No change to the features required.

It's just a tokenizer change and it's just like escapes in strings, 
which we already have so the token rules already do it in a different 
situation.



Full details:

The changes I made were to change the rule for PN_LOCAL

PN_LOCAL  ::=
   ( PN_CHARS_U | [0-9] ) ((PN_CHARS|'.')* PN_CHARS)?
==>
PN_LOCAL  ::=
   ( PN_CHARS_U | [0-9] | PLX ) ((PN_CHARS|'.'| PLX)* PN_CHARS | PLX)?

where

PLX ::=   PERCENT | PLNE

PERCENT is for adding real, unescaped and hex-checked %-encodings 
(variant 2a in the RDF-WG message)

PERCENT ::=  "%" HEX HEX
HEX ::= [0-9] | [A-F] | [a-f]

and PLNE is the \-escapes: a \ followed by one of the characters:

    '\'
    ('~' | '.' | '-' | '!' | '$' | '&' | "'" |
     '(' | ')' | '*' | '+' | ',' | ';' | '=' |
     ':' | '/' | '?' | '#' | '@' | '%' )

Tedious to write out but that's all.

Better token names if done for real.

>
> I imagine that adding a load of characters to what you're allowed to
> put right of the : in a qname in SPARQL will break things?
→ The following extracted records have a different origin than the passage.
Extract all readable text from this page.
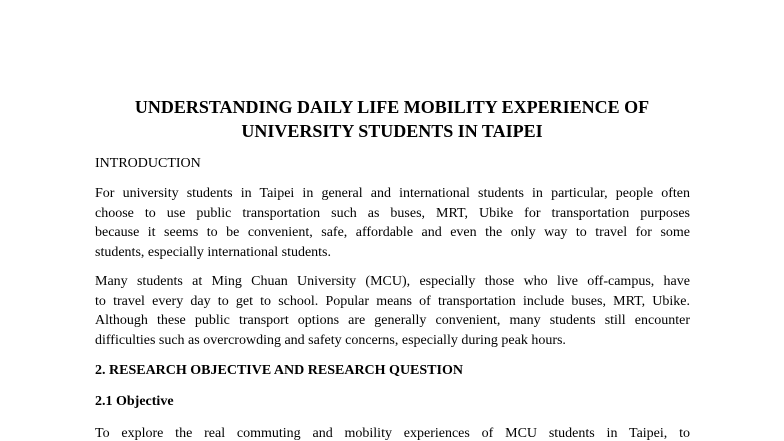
UNDERSTANDING DAILY LIFE MOBILITY EXPERIENCE OF
UNIVERSITY STUDENTS IN TAIPEI
INTRODUCTION

For university students in Taipei in general and international students in particular, people often
choose to use public transportation such as buses, MRT, Ubike for transportation purposes
because it seems to be convenient, safe, affordable and even the only way to travel for some
students, especially international students.

Many students at Ming Chuan University (MCU), especially those who live off-campus, have
to travel every day to get to school. Popular means of transportation include buses, MRT, Ubike.
Although these public transport options are generally convenient, many students still encounter
difficulties such as overcrowding and safety concerns, especially during peak hours.

2. RESEARCH OBJECTIVE AND RESEARCH QUESTION
2.1 Objective

To explore the real commuting and mobility experiences of MCU students in Taipei, to
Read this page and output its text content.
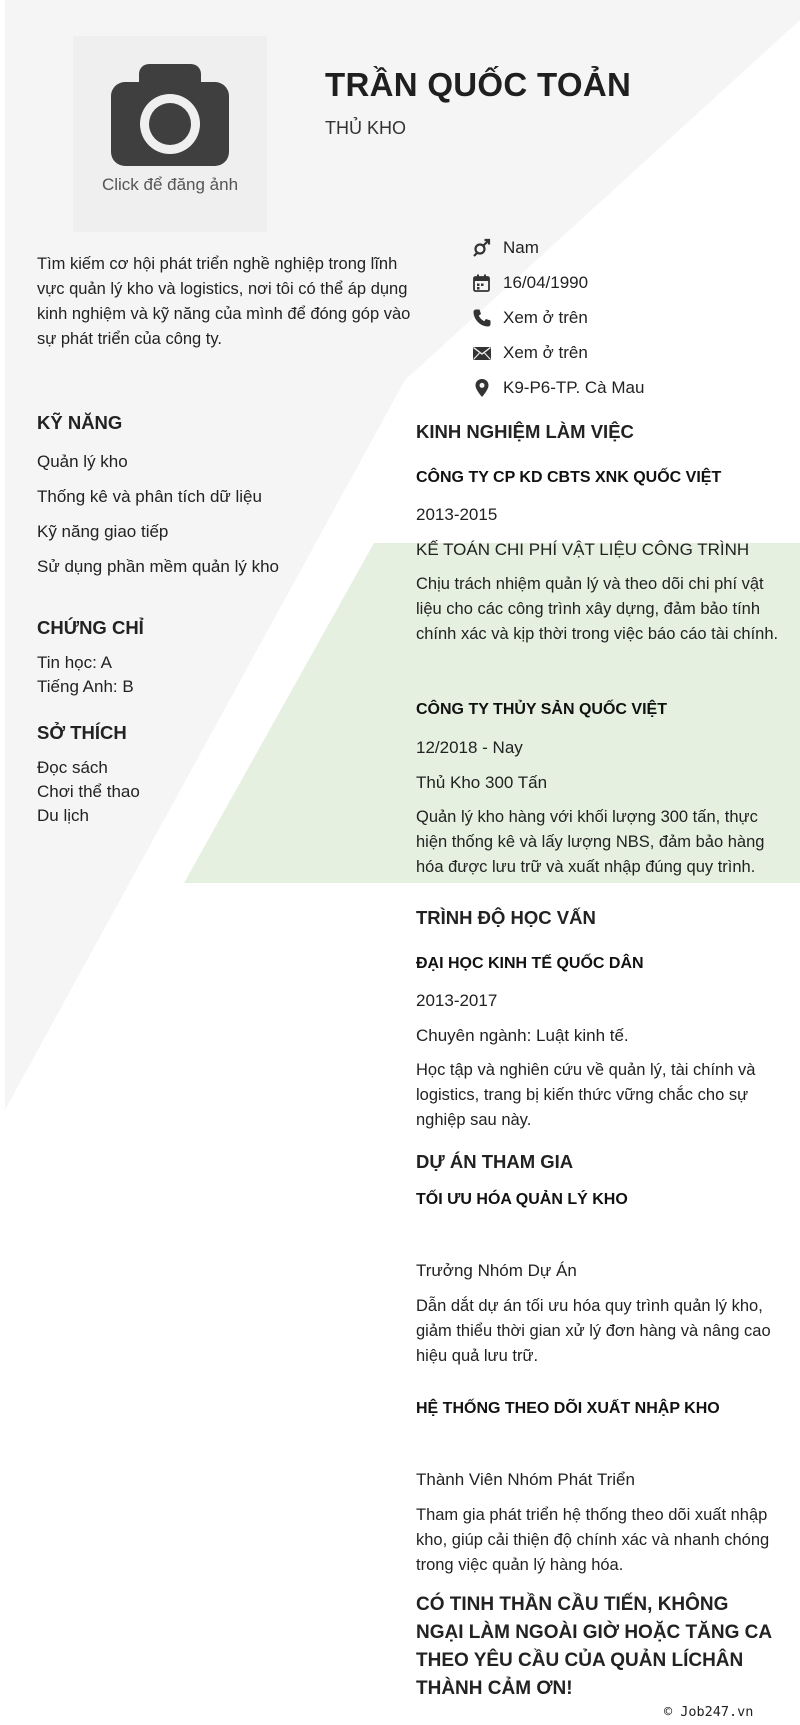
Click để đăng ảnh
TRẦN QUỐC TOẢN
THỦ KHO

Tìm kiếm cơ hội phát triển nghề nghiệp trong lĩnh vực quản lý kho và logistics, nơi tôi có thể áp dụng kinh nghiệm và kỹ năng của mình để đóng góp vào sự phát triển của công ty.

Nam
16/04/1990
Xem ở trên
Xem ở trên
K9-P6-TP. Cà Mau
KỸ NĂNG
Quản lý kho
Thống kê và phân tích dữ liệu
Kỹ năng giao tiếp
Sử dụng phần mềm quản lý kho
CHỨNG CHỈ
Tin học: A
Tiếng Anh: B
SỞ THÍCH
Đọc sách
Chơi thể thao
Du lịch
KINH NGHIỆM LÀM VIỆC
CÔNG TY CP KD CBTS XNK QUỐC VIỆT
2013-2015
KẾ TOÁN CHI PHÍ VẬT LIỆU CÔNG TRÌNH

Chịu trách nhiệm quản lý và theo dõi chi phí vật liệu cho các công trình xây dựng, đảm bảo tính chính xác và kịp thời trong việc báo cáo tài chính.

CÔNG TY THỦY SẢN QUỐC VIỆT
12/2018 - Nay
Thủ Kho 300 Tấn

Quản lý kho hàng với khối lượng 300 tấn, thực hiện thống kê và lấy lượng NBS, đảm bảo hàng hóa được lưu trữ và xuất nhập đúng quy trình.

TRÌNH ĐỘ HỌC VẤN
ĐẠI HỌC KINH TẾ QUỐC DÂN
2013-2017
Chuyên ngành: Luật kinh tế.

Học tập và nghiên cứu về quản lý, tài chính và logistics, trang bị kiến thức vững chắc cho sự nghiệp sau này.

DỰ ÁN THAM GIA
TỐI ƯU HÓA QUẢN LÝ KHO
Trưởng Nhóm Dự Án

Dẫn dắt dự án tối ưu hóa quy trình quản lý kho, giảm thiểu thời gian xử lý đơn hàng và nâng cao hiệu quả lưu trữ.

HỆ THỐNG THEO DÕI XUẤT NHẬP KHO
Thành Viên Nhóm Phát Triển

Tham gia phát triển hệ thống theo dõi xuất nhập kho, giúp cải thiện độ chính xác và nhanh chóng trong việc quản lý hàng hóa.

CÓ TINH THẦN CẦU TIẾN, KHÔNG NGẠI LÀM NGOÀI GIỜ HOẶC TĂNG CA THEO YÊU CẦU CỦA QUẢN LÍCHÂN THÀNH CẢM ƠN!

© Job247.vn
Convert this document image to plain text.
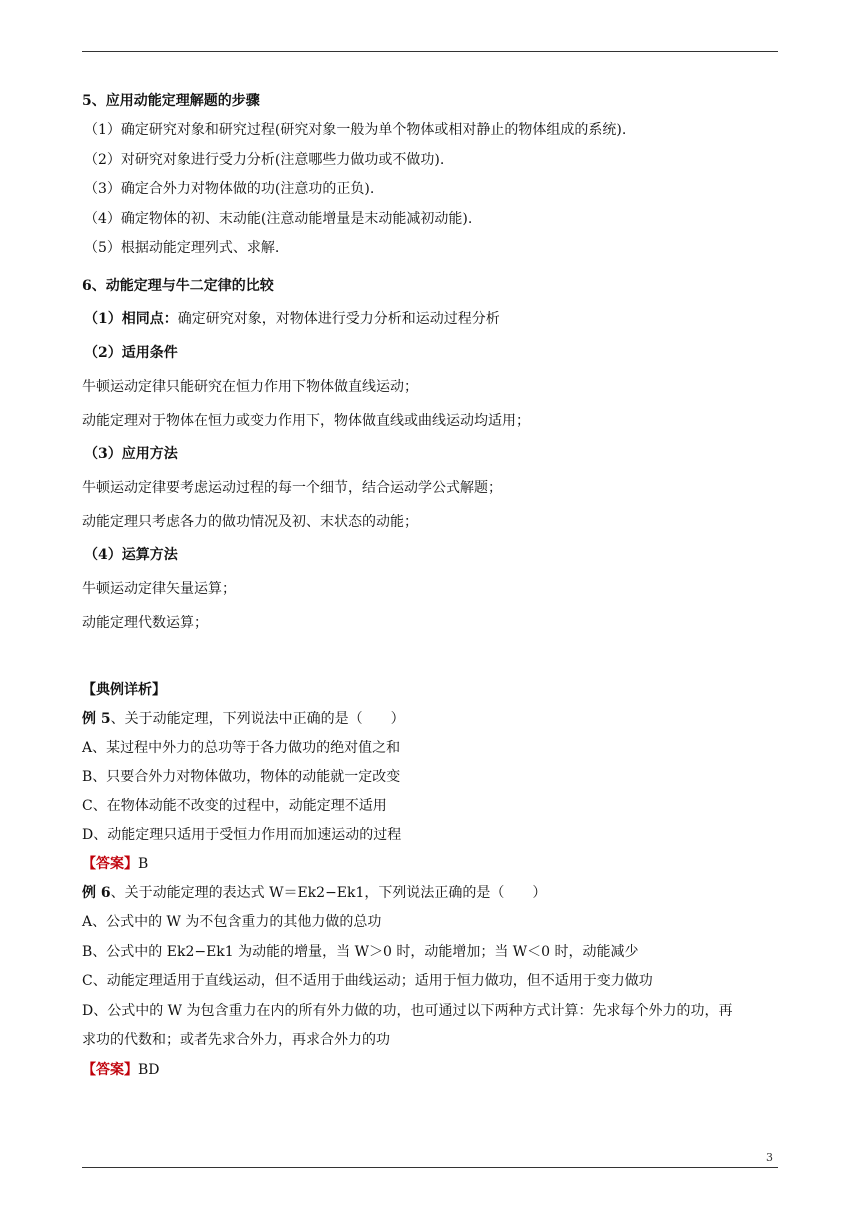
5、应用动能定理解题的步骤
（1）确定研究对象和研究过程(研究对象一般为单个物体或相对静止的物体组成的系统).
（2）对研究对象进行受力分析(注意哪些力做功或不做功).
（3）确定合外力对物体做的功(注意功的正负).
（4）确定物体的初、末动能(注意动能增量是末动能减初动能).
（5）根据动能定理列式、求解.
6、动能定理与牛二定律的比较
（1）相同点：确定研究对象，对物体进行受力分析和运动过程分析
（2）适用条件
牛顿运动定律只能研究在恒力作用下物体做直线运动；
动能定理对于物体在恒力或变力作用下，物体做直线或曲线运动均适用；
（3）应用方法
牛顿运动定律要考虑运动过程的每一个细节，结合运动学公式解题；
动能定理只考虑各力的做功情况及初、末状态的动能；
（4）运算方法
牛顿运动定律矢量运算；
动能定理代数运算；
【典例详析】
例 5、关于动能定理，下列说法中正确的是（　　）
A、某过程中外力的总功等于各力做功的绝对值之和
B、只要合外力对物体做功，物体的动能就一定改变
C、在物体动能不改变的过程中，动能定理不适用
D、动能定理只适用于受恒力作用而加速运动的过程
【答案】B
例 6、关于动能定理的表达式 W＝Ek2−Ek1，下列说法正确的是（　　）
A、公式中的 W 为不包含重力的其他力做的总功
B、公式中的 Ek2−Ek1 为动能的增量，当 W＞0 时，动能增加；当 W＜0 时，动能减少
C、动能定理适用于直线运动，但不适用于曲线运动；适用于恒力做功，但不适用于变力做功
D、公式中的 W 为包含重力在内的所有外力做的功，也可通过以下两种方式计算：先求每个外力的功，再
求功的代数和；或者先求合外力，再求合外力的功
【答案】BD
3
Putting them in without a \ will break SPARQL 1.0, unless we assume 
whitespace around prefix names, and SPARQL 1.1 property paths.


e.g. SPARQL 1.0 it's extreme but
    a:b:c:d.
which isn't a good idea but is legal - it's
    a:b  :c  :d .

If triggered by having \ before the character there's no problem because 
e.g. \: isn't legal anywhere at all (again, like "strings \" with quotes").

The code needs to de-escape the string if your toolkit doesn't (JavaCC 
doesn't but the escape code is the same as strings so already existed 
for me).

	Andy
>
> - Steve

Received on Wednesday, 30 November 2011 13:49:52 UTC